With these words, he took a thick stick from Barney’s hands, who, having delivered another to Toby, busied himself in fastening on Oliver’s cape.

‘Now then!’ said Sikes, holding out his hand.

Oliver: who was completely stupified by the unwonted exercise, and the air, and the drink which had been forced upon him: put his hand mechanically into that which Sikes extended for the purpose.

‘Take his other hand, Toby,’ said Sikes. ‘Look out, Barney.’

The man went to the door, and returned to announce that all was quiet. The two robbers issued forth with Oliver between them. Barney, having made all fast, rolled himself up as before, and was soon asleep again.

It was now intensely dark. The fog was much heavier than it had been in the early part of the night; and the atmosphere was so damp, that, although no rain fell, Oliver’s hair and eyebrows, within a few minutes after leaving the house, had become stiff with the half-frozen moisture that was floating about. They crossed the bridge, and kept on towards the lights which he had seen before. They were at no great distance off; and, as they walked pretty briskly, they soon arrived at Chertsey.

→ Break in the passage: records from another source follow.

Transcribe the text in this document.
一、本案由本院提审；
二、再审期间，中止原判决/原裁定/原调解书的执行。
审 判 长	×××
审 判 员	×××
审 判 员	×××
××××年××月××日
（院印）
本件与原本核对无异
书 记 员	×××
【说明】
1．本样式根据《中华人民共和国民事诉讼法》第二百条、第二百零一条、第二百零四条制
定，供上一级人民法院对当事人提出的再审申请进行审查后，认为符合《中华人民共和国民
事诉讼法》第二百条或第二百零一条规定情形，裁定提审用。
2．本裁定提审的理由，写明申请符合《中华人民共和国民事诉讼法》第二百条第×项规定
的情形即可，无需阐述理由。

‘Slap through the town,’ whispered Sikes; ‘there’ll be nobody in the way, to-night, to see us.’

Toby acquiesced; and they hurried through the main street of the little town, which at that late hour was wholly deserted. A dim light shone at intervals from some bed-room window; and the hoarse barking of dogs occasionally broke the silence of the night. But there was nobody abroad. They had cleared the town, as the church-bell struck two.

Quickening their pace, they turned up a road upon the left hand. After walking about a quarter of a mile, they stopped before a detached house surrounded by a wall: to the top of which, Toby Crackit, scarcely pausing to take breath, climbed in a twinkling.

‘The boy next,’ said Toby. ‘Hoist him up; I’ll catch hold of him.’

Before Oliver had time to look round, Sikes had caught him under the arms; and in three or four seconds he and Toby were lying on the grass on the other side. Sikes followed directly. And they stole cautiously towards the house.

And now, for the first time, Oliver, well-nigh mad with grief and terror, saw that housebreaking and robbery, if not murder, were the objects of the expedition. He clasped his hands together, and involuntarily uttered a subdued exclamation of horror. A mist came before his eyes; the cold sweat stood upon his ashy face; his limbs failed him; and he sank upon his knees.

‘Get up!’ murmured Sikes, trembling with rage, and drawing the pistol from his pocket; ‘Get up, or I’ll strew your brains upon the grass.’

‘Oh! for God’s sake let me go!’ cried Oliver; ‘let me run away and die in the fields. I will never come near London; never, never! Oh! pray have mercy on me, and do not make me steal. For the love of all the bright Angels that rest in Heaven, have mercy upon me!’